Security in 2016: About the Person

In the new year, security is going to move from the organization itself to protecting the individuals who make up the organization. Or more to the point, educating the individual as consumers about operational security with an eye toward family, finances, and self. Without this focus, breaches will continue and become worse before they become better. While governments try to ensure privacy while protecting the country from outside attack, it behooves the individual to protect their family, finances, and self. Without this security, privacy does not truly exist. In World War II, one catchphrase was “loose lips sink ships.” It is as apropos today as it was back then.

Today this means not talking about things that are private; it means not using services that broadcast your location, family status, or even health information. All of this can be taken by a thief to attack your family, finances, or self either directly or indirectly through your very public work and personal accounts.

So, it behooves the enterprise to help educate employees not just about organizational security, but also about personal and family security. I will go so far as to suggest that this is what security educators should concentrate on, as the employee will be more engaged and more apt to follow the proper practices. Why? Because few people care about protecting the organization; most only care about themselves, their family, and their money.

Once everyone starts to think with a backdrop in operational security, their situational awareness goes up, and they start to protect not just themselves and their family but also their organization. This is what I call a win-win for any organization. Employees are safer, and the bleed-through makes the organization safer. This should be the goal of every security organization for 2016.

Many breaches happen because either there are security holes in systems, or people are involved. If people are involved, such as with an advanced persistent threat, it takes just one person’s being unaware of the situation and doing the wrong thing to swing the door wide open. Spear phishing works by crafting emails and documents that the individual is likely to read. To do that, attackers need to know something about the individual and perhaps what projects the individual is working on. Loose lips in a pub, at a sporting event, or even in a restaurant could lead to the loss of the ship—the intellectual property one is trying to protect.

However, since people like sharing themselves online via Twitter and other social media groups, it has become far easier to spear phish, and therefore easier to attack people rather than systems. To combat this tendency, we need to be aware of what we say, write, and even do within our family life. The degree of protection needed for family, children, and finances is the same as that needed within the workforce. For example, recently an IT Bloke was using a cycling app that released information on the location of the gentleman’s bikes—which were then promptly stolen. The moral here is to always check your tools’ privacy settings before you install them.

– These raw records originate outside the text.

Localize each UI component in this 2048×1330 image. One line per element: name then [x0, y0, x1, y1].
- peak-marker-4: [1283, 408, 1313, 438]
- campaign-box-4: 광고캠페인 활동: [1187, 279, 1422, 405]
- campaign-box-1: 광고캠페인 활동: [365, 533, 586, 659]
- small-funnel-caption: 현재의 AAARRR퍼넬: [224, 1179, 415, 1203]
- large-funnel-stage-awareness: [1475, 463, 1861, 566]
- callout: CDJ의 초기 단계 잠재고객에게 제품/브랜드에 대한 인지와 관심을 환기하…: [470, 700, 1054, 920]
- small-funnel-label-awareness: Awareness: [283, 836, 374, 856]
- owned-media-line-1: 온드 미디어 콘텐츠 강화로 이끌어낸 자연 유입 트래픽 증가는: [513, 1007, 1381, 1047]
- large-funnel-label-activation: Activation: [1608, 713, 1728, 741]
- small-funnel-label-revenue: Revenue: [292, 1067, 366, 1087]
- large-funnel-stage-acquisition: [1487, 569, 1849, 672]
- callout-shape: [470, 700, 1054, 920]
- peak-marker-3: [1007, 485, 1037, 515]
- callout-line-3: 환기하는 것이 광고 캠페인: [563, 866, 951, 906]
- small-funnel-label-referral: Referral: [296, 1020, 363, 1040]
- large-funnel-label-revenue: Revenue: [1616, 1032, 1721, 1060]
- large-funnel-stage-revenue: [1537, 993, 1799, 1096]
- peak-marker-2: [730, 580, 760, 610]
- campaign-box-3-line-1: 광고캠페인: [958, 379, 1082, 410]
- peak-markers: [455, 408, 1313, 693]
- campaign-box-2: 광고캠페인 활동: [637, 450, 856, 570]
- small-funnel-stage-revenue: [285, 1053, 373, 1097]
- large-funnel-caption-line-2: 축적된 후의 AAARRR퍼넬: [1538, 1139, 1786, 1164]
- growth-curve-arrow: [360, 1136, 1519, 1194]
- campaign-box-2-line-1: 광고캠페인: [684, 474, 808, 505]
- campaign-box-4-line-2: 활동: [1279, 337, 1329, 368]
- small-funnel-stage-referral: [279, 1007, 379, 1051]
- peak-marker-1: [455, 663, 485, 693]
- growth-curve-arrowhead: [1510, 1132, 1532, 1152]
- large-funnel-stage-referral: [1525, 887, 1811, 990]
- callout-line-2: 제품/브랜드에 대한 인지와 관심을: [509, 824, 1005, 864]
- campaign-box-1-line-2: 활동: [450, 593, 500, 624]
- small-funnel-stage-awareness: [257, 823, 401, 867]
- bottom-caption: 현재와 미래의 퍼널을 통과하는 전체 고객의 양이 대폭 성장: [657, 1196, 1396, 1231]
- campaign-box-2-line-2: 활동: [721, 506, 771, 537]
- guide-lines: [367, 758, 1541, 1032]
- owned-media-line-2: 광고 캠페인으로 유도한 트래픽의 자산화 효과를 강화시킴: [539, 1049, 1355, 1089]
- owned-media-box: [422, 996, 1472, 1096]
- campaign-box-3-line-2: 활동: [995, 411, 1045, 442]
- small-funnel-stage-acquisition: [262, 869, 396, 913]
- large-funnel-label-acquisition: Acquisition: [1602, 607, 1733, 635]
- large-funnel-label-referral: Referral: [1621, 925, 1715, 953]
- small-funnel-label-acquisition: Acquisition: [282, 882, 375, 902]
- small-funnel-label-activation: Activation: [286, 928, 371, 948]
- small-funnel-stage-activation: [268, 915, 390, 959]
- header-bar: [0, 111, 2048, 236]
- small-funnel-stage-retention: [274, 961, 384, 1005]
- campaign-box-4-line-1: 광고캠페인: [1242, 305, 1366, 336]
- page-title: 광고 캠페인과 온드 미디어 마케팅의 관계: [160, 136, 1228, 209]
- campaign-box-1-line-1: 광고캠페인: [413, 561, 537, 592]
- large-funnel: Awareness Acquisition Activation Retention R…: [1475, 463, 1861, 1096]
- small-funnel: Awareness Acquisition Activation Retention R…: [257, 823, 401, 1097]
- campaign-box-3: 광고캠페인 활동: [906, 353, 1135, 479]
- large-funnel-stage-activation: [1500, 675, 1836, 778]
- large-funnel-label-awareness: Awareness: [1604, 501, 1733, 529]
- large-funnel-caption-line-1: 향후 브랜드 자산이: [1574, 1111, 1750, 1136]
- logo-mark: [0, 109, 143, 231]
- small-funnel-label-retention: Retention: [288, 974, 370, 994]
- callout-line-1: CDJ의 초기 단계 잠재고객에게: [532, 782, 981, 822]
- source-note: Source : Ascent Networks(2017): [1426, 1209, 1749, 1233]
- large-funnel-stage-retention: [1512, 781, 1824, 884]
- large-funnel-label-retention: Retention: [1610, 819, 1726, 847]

We invite you to watch the Virtualization and Cloud Security video podcast on our YouTube channel. Join me, Edward Haletky, Mike Foley, and Simon Crosby as we discuss how to protect your family, finances. Geared toward the holiday season, the podcast is also valid all year round.

Give us a listen and let us know what else we should do to protect ourselves. The list so far is in my first article, but it is also reproduced here for completeness:

  • If you are in a coffee shop, do not do banking or purchase something online using its Wi-Fi. (A corollary is not to bank or log in to anything from a conference center, as 3G, 4G, and LTE use repeaters that connect to the conference center Wi-Fi.)
  • Do not share your big purchase (or even small-purchase items) using social media such as Twitter. This just tells thieves what you have.
  • Verify your privacy settings within Facebook and other social media tools often. (As a matter of fact, Facebook just updated privacy this past month.) Review them monthly.
  • Do not save your credit or debit card information in a store’s online system (such as within Amazon).
  • Use a different password for each account. 1Password can actually help here. As it collects information, it will tell you how good the password is and determine which systems use the same password.
  • Do not place those big or small boxes at the curb. Decompose them for disposal or recycling by placing them within the bins. Those small Apple Store boxes and bags could be just what a thief likes to see.
  • Do not check in via social media from an airport, on a plane, on a train, or from another state. This tells thieves you are not home. Another good trick is to disable location services within social media programs like Twitter so no one knows your location.
  • Do not talk about visits with your aunt, uncle, or other family members via social media. This could tell others that your family member’s home or yours is currently unoccupied.
  • Do work out with your neighbors a plan to pick up each other’s packages. Packages out at the door are just signposts saying “please steal me” or “I am not home, so please break in.”
  • This is a good time to make arrangements with your UPS and FedEx drivers and postal carriers. Get to know them, as they will help as well. If you have a lockbox for packages, it would be a good thing to let them know how to use it.
  • Be aware of your virtual surroundings by not visiting risky locations. It is like walking down a dark alley.
  • Do research on applications before installing them. Determine what they share before you install, use, etc.
  • Do not click on everything within email. It is far better to go direct to the site via your browser than to click on a link within your email. I hover over all links to determine where they go before doing anything else but still go direct to most important sites instead of clicking on anything.
  • See if your family’s data is within a breach using a service such as haveibeenpwned. Include your children in such searches as the recent VTech breach focused on children.
  • Invest in credit monitoring. If you have participated in a breach, this is often provided for free for a certain amount of time, it is suggested that you continue to monitor your and your family’s credit for issues such as identity theft.